Alle 156 Karten aus drei Decks konkurrieren um dieselben zwölf Tableau-Stapel, und das Entwirren von jeweils drei gleichen Karten macht diese schwere Spider-Variante zu einer echten Geschicklichkeitsprobe.

Spider Three Deck Solitär streckt das klassische Vier-Farben-Spider über drei komplette Kartendecks. Alle 156 Karten kommen ins Spiel: Zwölf Tableau-Stapel stehen dir zur Verfügung, dazu ein Talon mit 102 Karten zum Austeilen und zwölf vollständige Folgen, die du zusammenstellen musst, bevor das Spiel gewonnen ist. Weil jede Farbe dreifach vorkommt, konkurrieren ständig gleiche Karten um dieselben Plätze, und die Wahl, auf welcher von drei identischen 9en du weiterbaust, wird zu einer echten Entscheidung. Das Spiel ist schwer, und der Sieg hängt vor allem von Können ab, kaum von Glück.
Big Spider Solitär ist der nächste Verwandte, mit denselben drei Decks, aber über ein breiteres Tableau verteilt, während Chinese Spider Solitär die Deckzahl noch weiter hochtreibt. Willst du lieber mit der Zwei-Deck-Originalversion starten, ist Spider Solitär genau dort, wo alles begann.
Wenn dir etwas Merkwürdiges auffällt oder du eine Idee hast, wie das Spiel besser werden könnte, kontaktiere mich gerne.
Viel Spaß beim Spielen!
12 Tableau-Stapel: Baue abwärts, die Farbe spielt keine Rolle. Karten in einer absteigenden Folge derselben Farbe können als Gruppe verschoben werden. Jede Karte oder bewegliche Folge darf einen leeren Stapel füllen. Zu Spielbeginn erhalten die ersten sechs Stapel je fünf Karten, die letzten sechs je vier Karten. Nur die oberste Karte liegt offen.
12 Grundstapel: Jeder Stapel nimmt eine vollständige Folge aus dreizehn Karten derselben Farbe auf, geordnet vom König abwärts bis zum Ass.
Talon: Klicke, um an jeden Tableau-Stapel eine Karte auszuteilen. Solange ein Stapel leer ist, darf nicht ausgeteilt werden.
Es gibt zwölf Grundstapel.
Einzelne Karten dürfen niemals direkt auf einen Grundstapel wandern. Erst wenn du im Tableau eine vollständige Folge gebildet hast – dreizehn Karten einer Farbe, geordnet vom König abwärts bis zum Ass –, darfst du sie auf einen Grundstapel übertragen.
Die oberste Karte eines Grundstapels darf zurück ins Spiel geholt werden, wenn ein anderer Stapel sie aufnehmen kann. Gewonnen hast du, sobald alle zwölf Folgen vollständig sind, eine je Grundstapel.

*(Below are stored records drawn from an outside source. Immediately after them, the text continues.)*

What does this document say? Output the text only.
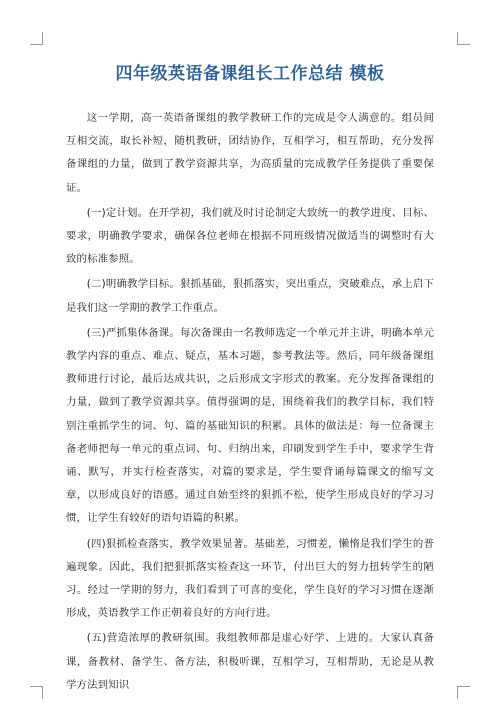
四年级英语备课组长工作总结 模板

这一学期，高一英语备课组的教学教研工作的完成是令人满意的。组员间互相交流，取长补短，随机教研，团结协作，互相学习，相互帮助，充分发挥备课组的力量，做到了教学资源共享，为高质量的完成教学任务提供了重要保证。

(一)定计划。在开学初，我们就及时讨论制定大致统一的教学进度、目标、要求，明确教学要求，确保各位老师在根据不同班级情况做适当的调整时有大致的标准参照。

(二)明确教学目标。狠抓基础，狠抓落实，突出重点，突破难点，承上启下是我们这一学期的教学工作重点。

(三)严抓集体备课。每次备课由一名教师选定一个单元并主讲，明确本单元教学内容的重点、难点、疑点，基本习题，参考教法等。然后，同年级备课组教师进行讨论，最后达成共识，之后形成文字形式的教案。充分发挥备课组的力量，做到了教学资源共享。值得强调的是，围绕着我们的教学目标，我们特别注重抓学生的词、句、篇的基础知识的积累。具体的做法是：每一位备课主备老师把每一单元的重点词、句、归纳出来，印刷发到学生手中，要求学生背诵、默写，并实行检查落实，对篇的要求是，学生要背诵每篇课文的缩写文章，以形成良好的语感。通过自始至终的狠抓不松，使学生形成良好的学习习惯，让学生有较好的语句语篇的积累。

(四)狠抓检查落实，教学效果显著。基础差，习惯差，懒惰是我们学生的普遍现象。因此，我们把狠抓落实检查这一环节，付出巨大的努力扭转学生的陋习。经过一学期的努力，我们看到了可喜的变化，学生良好的学习习惯在逐渐形成，英语教学工作正朝着良好的方向行进。

(五)营造浓厚的教研氛围。我组教师都是虚心好学、上进的。大家认真备课，备教材、备学生、备方法，积极听课，互相学习，互相帮助，无论是从教学方法到知识
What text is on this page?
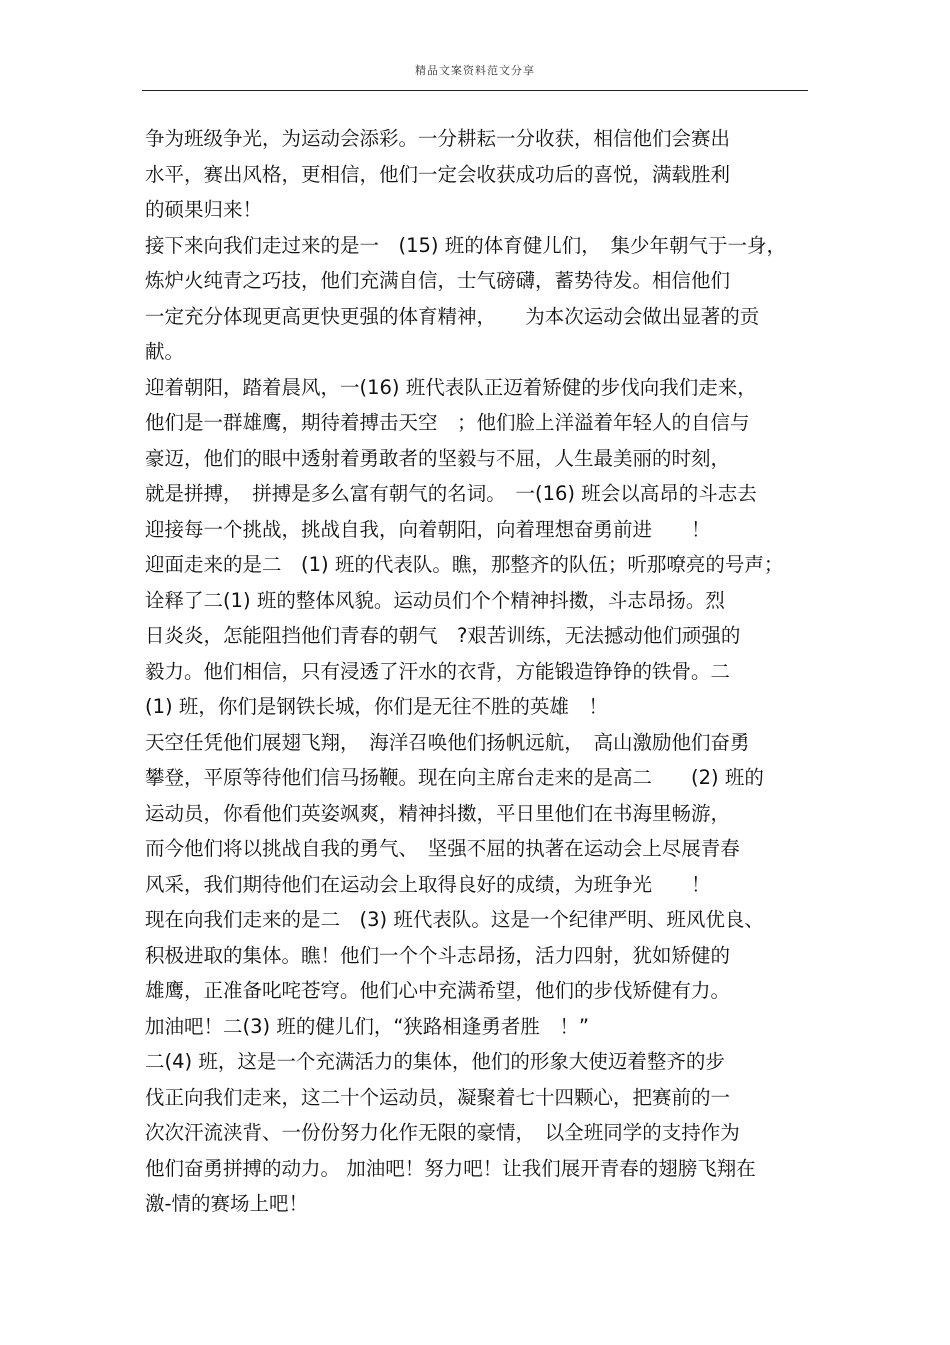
精品文案资料范文分享
争为班级争光，为运动会添彩。一分耕耘一分收获，相信他们会赛出
水平，赛出风格，更相信，他们一定会收获成功后的喜悦，满载胜利
的硕果归来！
接下来向我们走过来的是一　(15) 班的体育健儿们，　集少年朝气于一身，
炼炉火纯青之巧技，他们充满自信，士气磅礴，蓄势待发。相信他们
一定充分体现更高更快更强的体育精神，　　为本次运动会做出显著的贡
献。
迎着朝阳，踏着晨风，一(16) 班代表队正迈着矫健的步伐向我们走来，
他们是一群雄鹰，期待着搏击天空　；他们脸上洋溢着年轻人的自信与
豪迈，他们的眼中透射着勇敢者的坚毅与不屈，人生最美丽的时刻，
就是拼搏，　拼搏是多么富有朝气的名词。　一(16) 班会以高昂的斗志去
迎接每一个挑战，挑战自我，向着朝阳，向着理想奋勇前进　　！
迎面走来的是二　(1) 班的代表队。瞧，那整齐的队伍；听那嘹亮的号声；
诠释了二(1) 班的整体风貌。运动员们个个精神抖擞，斗志昂扬。烈
日炎炎，怎能阻挡他们青春的朝气　?艰苦训练，无法撼动他们顽强的
毅力。他们相信，只有浸透了汗水的衣背，方能锻造铮铮的铁骨。二
(1) 班，你们是钢铁长城，你们是无往不胜的英雄　！
天空任凭他们展翅飞翔，　海洋召唤他们扬帆远航，　高山激励他们奋勇
攀登，平原等待他们信马扬鞭。现在向主席台走来的是高二　　(2) 班的
运动员，你看他们英姿飒爽，精神抖擞，平日里他们在书海里畅游，
而今他们将以挑战自我的勇气、　坚强不屈的执著在运动会上尽展青春
风采，我们期待他们在运动会上取得良好的成绩，为班争光　　！
现在向我们走来的是二　(3) 班代表队。这是一个纪律严明、班风优良、
积极进取的集体。瞧！他们一个个斗志昂扬，活力四射，犹如矫健的
雄鹰，正准备叱咤苍穹。他们心中充满希望，他们的步伐矫健有力。
加油吧！二(3) 班的健儿们，“狭路相逢勇者胜　！”
二(4) 班，这是一个充满活力的集体，他们的形象大使迈着整齐的步
伐正向我们走来，这二十个运动员，凝聚着七十四颗心，把赛前的一
次次汗流浃背、一份份努力化作无限的豪情，　以全班同学的支持作为
他们奋勇拼搏的动力。 加油吧！努力吧！让我们展开青春的翅膀飞翔在
激-情的赛场上吧！
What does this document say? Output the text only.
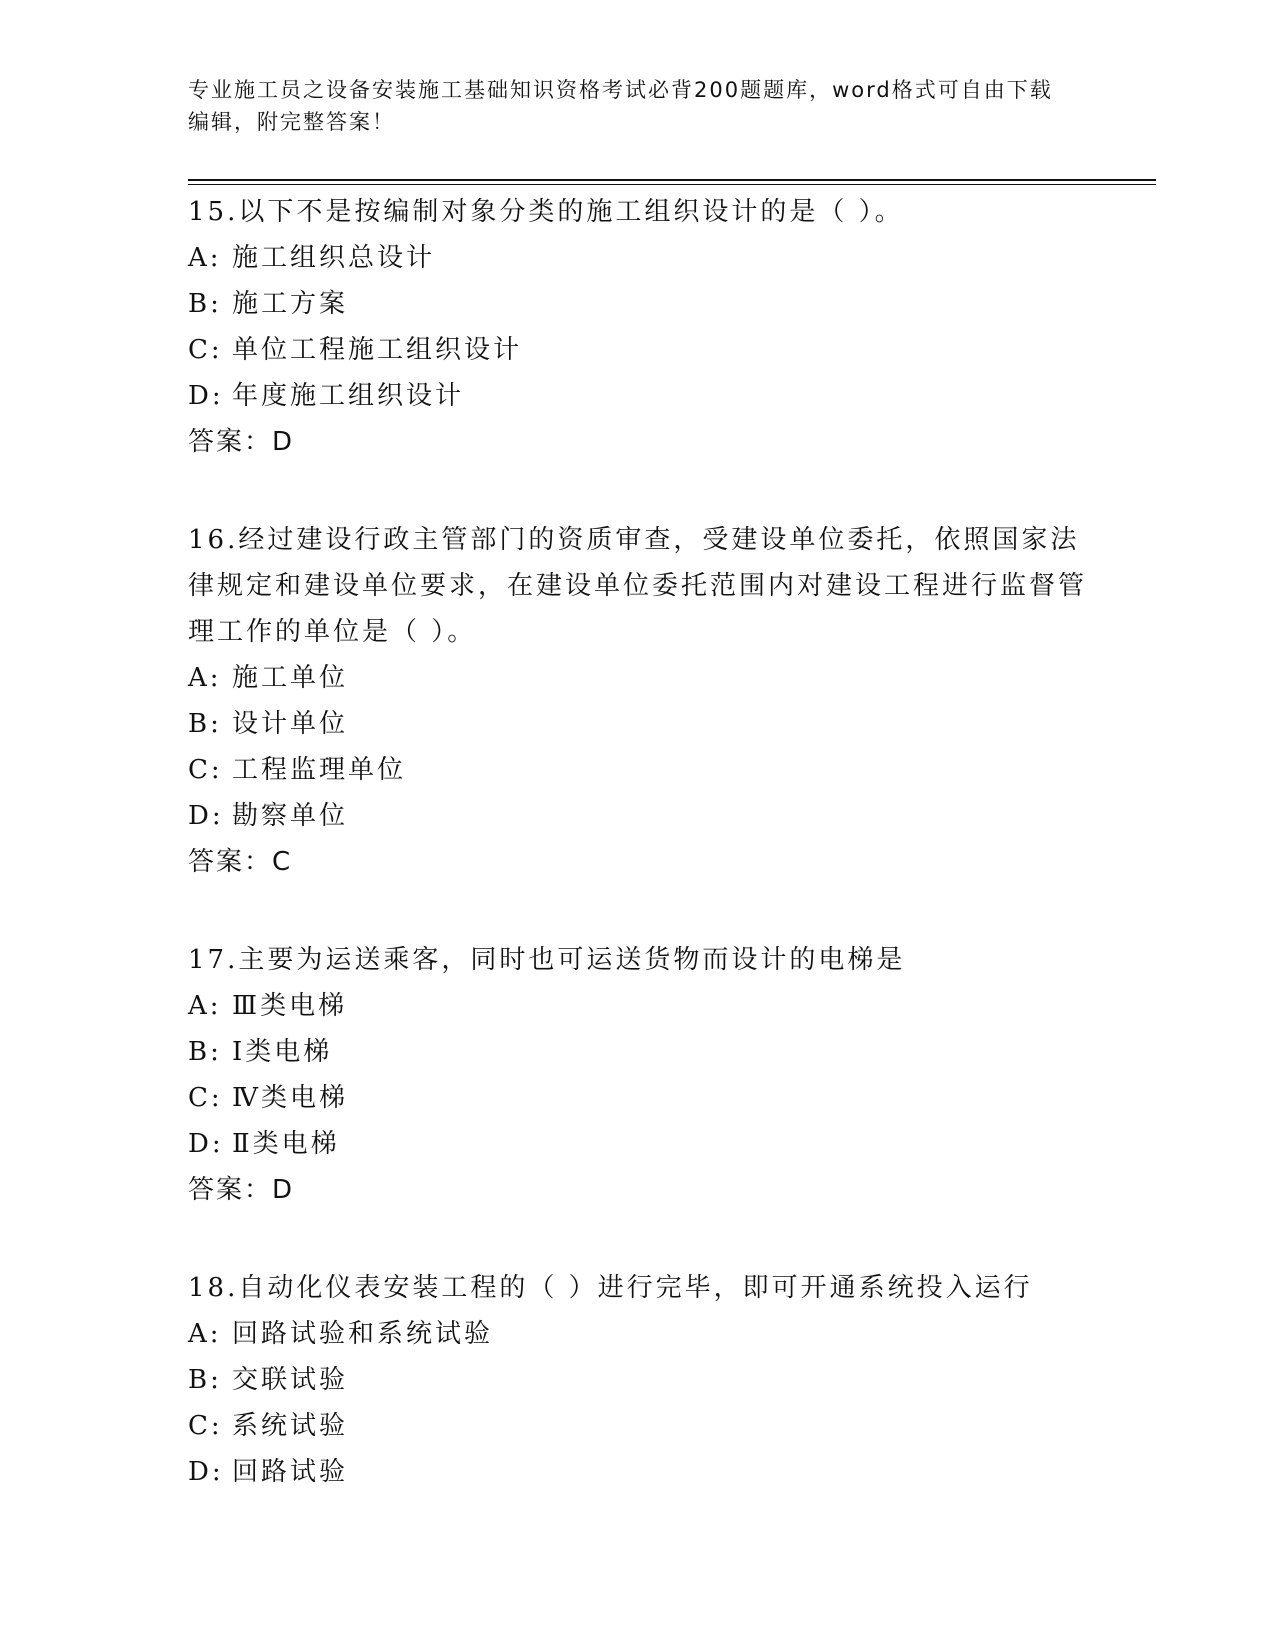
专业施工员之设备安装施工基础知识资格考试必背200题题库，word格式可自由下载编辑，附完整答案！
15.以下不是按编制对象分类的施工组织设计的是（ ）。
A: 施工组织总设计
B: 施工方案
C: 单位工程施工组织设计
D: 年度施工组织设计
答案：D
16.经过建设行政主管部门的资质审查，受建设单位委托，依照国家法律规定和建设单位要求，在建设单位委托范围内对建设工程进行监督管理工作的单位是（ ）。
A: 施工单位
B: 设计单位
C: 工程监理单位
D: 勘察单位
答案：C
17.主要为运送乘客，同时也可运送货物而设计的电梯是
A: Ⅲ类电梯
B: Ⅰ类电梯
C: Ⅳ类电梯
D: Ⅱ类电梯
答案：D
18.自动化仪表安装工程的（ ）进行完毕，即可开通系统投入运行
A: 回路试验和系统试验
B: 交联试验
C: 系统试验
D: 回路试验
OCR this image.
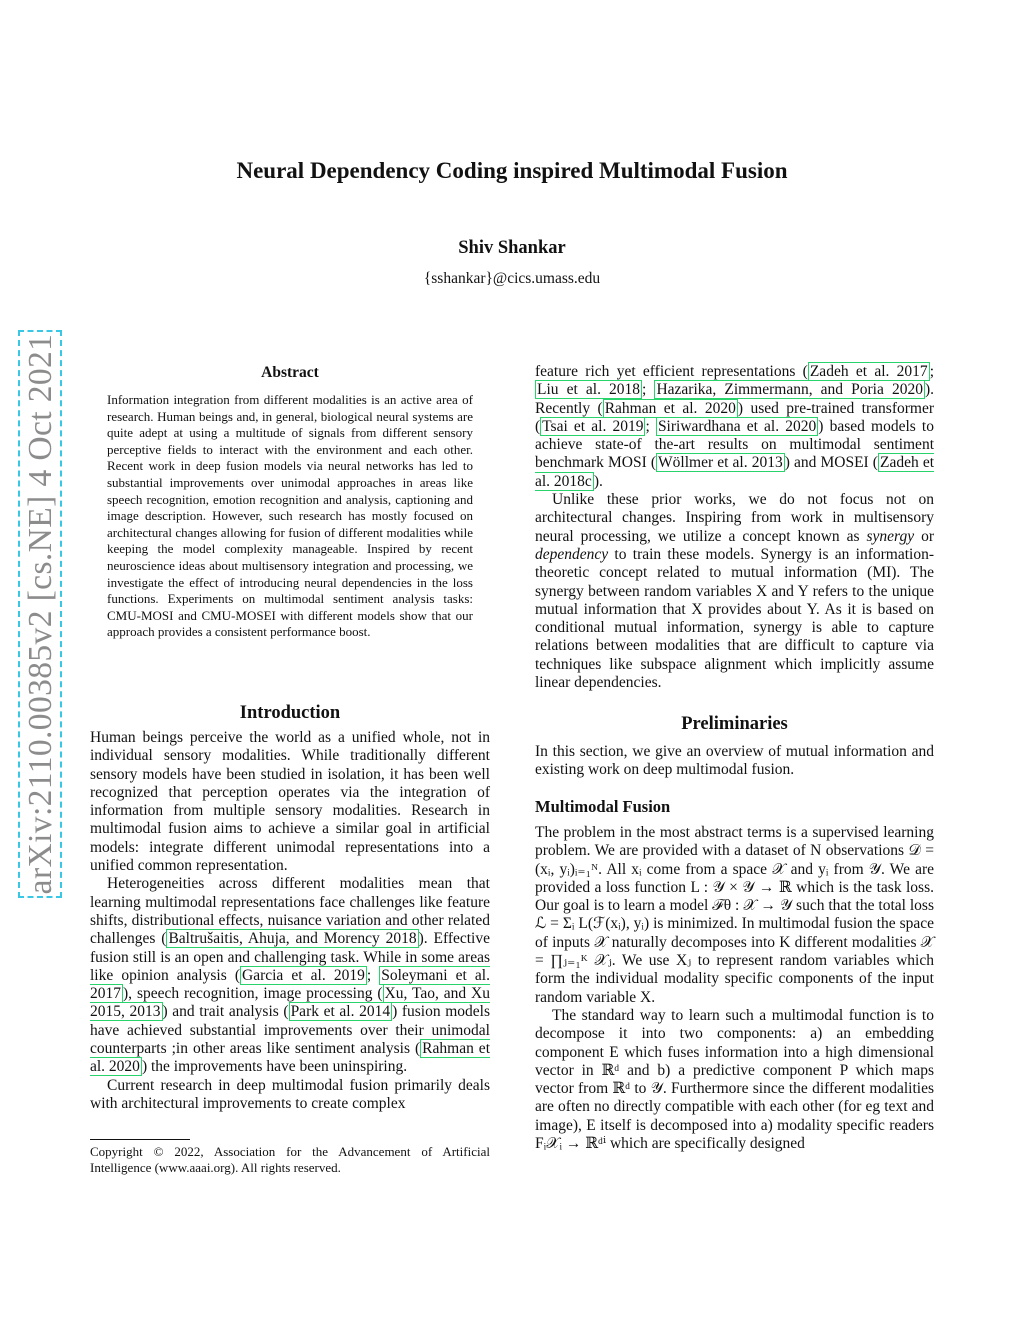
Neural Dependency Coding inspired Multimodal Fusion
Shiv Shankar
{sshankar}@cics.umass.edu
arXiv:2110.00385v2 [cs.NE] 4 Oct 2021	Abstract
Information integration from different modalities is an active area of research. Human beings and, in general, biological neural systems are quite adept at using a multitude of signals from different sensory perceptive fields to interact with the environment and each other. Recent work in deep fusion models via neural networks has led to substantial improvements over unimodal approaches in areas like speech recognition, emotion recognition and analysis, captioning and image description. However, such research has mostly focused on architectural changes allowing for fusion of different modalities while keeping the model complexity manageable. Inspired by recent neuroscience ideas about multisensory integration and processing, we investigate the effect of introducing neural dependencies in the loss functions. Experiments on multimodal sentiment analysis tasks: CMU-MOSI and CMU-MOSEI with different models show that our approach provides a consistent performance boost.
Introduction

Human beings perceive the world as a unified whole, not in individual sensory modalities. While traditionally different sensory models have been studied in isolation, it has been well recognized that perception operates via the integration of information from multiple sensory modalities. Research in multimodal fusion aims to achieve a similar goal in artificial models: integrate different unimodal representations into a unified common representation.

Heterogeneities across different modalities mean that learning multimodal representations face challenges like feature shifts, distributional effects, nuisance variation and other related challenges ( Baltrušaitis, Ahuja, and Morency 2018 ). Effective fusion still is an open and challenging task. While in some areas like opinion analysis ( Garcia et al. 2019 ; Soleymani et al. 2017 ), speech recognition, image processing ( Xu, Tao, and Xu 2015, 2013 ) and trait analysis ( Park et al. 2014 ) fusion models have achieved substantial improvements over their unimodal counterparts ;in other areas like sentiment analysis ( Rahman et al. 2020 ) the improvements have been uninspiring.

Current research in deep multimodal fusion primarily deals with architectural improvements to create complex

Copyright © 2022, Association for the Advancement of Artificial Intelligence (www.aaai.org). All rights reserved.

feature rich yet efficient representations ( Zadeh et al. 2017 ; Liu et al. 2018 ; Hazarika, Zimmermann, and Poria 2020 ). Recently ( Rahman et al. 2020 ) used pre-trained transformer ( Tsai et al. 2019 ; Siriwardhana et al. 2020 ) based models to achieve state-of the-art results on multimodal sentiment benchmark MOSI ( Wöllmer et al. 2013 ) and MOSEI ( Zadeh et al. 2018c ).

Unlike these prior works, we do not focus not on architectural changes. Inspiring from work in multisensory neural processing, we utilize a concept known as synergy or dependency to train these models. Synergy is an information-theoretic concept related to mutual information (MI). The synergy between random variables X and Y refers to the unique mutual information that X provides about Y. As it is based on conditional mutual information, synergy is able to capture relations between modalities that are difficult to capture via techniques like subspace alignment which implicitly assume linear dependencies.

Preliminaries
In this section, we give an overview of mutual information and existing work on deep multimodal fusion.
Multimodal Fusion

The problem in the most abstract terms is a supervised learning problem. We are provided with a dataset of N observations 𝒟 = (xᵢ, yᵢ)ᵢ₌₁ᴺ. All xᵢ come from a space 𝒳 and yᵢ from 𝒴. We are provided a loss function L : 𝒴 × 𝒴 → ℝ which is the task loss. Our goal is to learn a model ℱθ : 𝒳 → 𝒴 such that the total loss ℒ = Σᵢ L(ℱ(xᵢ), yᵢ) is minimized. In multimodal fusion the space of inputs 𝒳 naturally decomposes into K different modalities 𝒳 = ∏ⱼ₌₁ᴷ 𝒳ⱼ. We use Xⱼ to represent random variables which form the individual modality specific components of the input random variable X.

The standard way to learn such a multimodal function is to decompose it into two components: a) an embedding component E which fuses information into a high dimensional vector in ℝᵈ and b) a predictive component P which maps vector from ℝᵈ to 𝒴. Furthermore since the different modalities are often no directly compatible with each other (for eg text and image), E itself is decomposed into a) modality specific readers Fᵢ𝒳ᵢ → ℝᵈⁱ which are specifically designed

Es gibt zwölf Tableau-Stapel: Die ersten sechs enthalten je fünf Karten, die übrigen sechs je vier Karten. Die oberste Karte jedes Stapels wird offen ausgeteilt, die restlichen Karten liegen verdeckt.
Auf einen Tableau-Stapel darf eine Karte gelegt werden, wenn sie um eins niedriger ist als dessen bisherige oberste Karte, die Farbe spielt dabei keine Rolle. Auf eine 8 passt also jede beliebige 7.
Tableau-Karten, die von keiner anderen Karte bedeckt sind, dürfen auf jeden anderen Tableau-Stapel gespielt werden. Wird eine verdeckte Karte freigelegt, dreht sie sich um.
Gruppen in absteigender Folge lassen sich nur dann von einem Tableau-Stapel auf einen anderen verschieben, wenn alle Karten dieselbe Farbe haben. Ein farblich gemischter Stapel lässt sich nie als Ganzes bewegen, weshalb sich farbreines Bauen später auszahlt.
Jede Karte oder bewegliche Folge derselben Farbe darf einen leeren Platz im Tableau füllen.
Der Talon besteht aus den 102 übrig gebliebenen Karten.
Klickst du auf den Talon, wird auf jeden Tableau-Stapel eine Karte offen ausgeteilt. Bevor du austeilen darfst, muss jede Lücke im Tableau gefüllt sein, kein Stapel darf leer sein.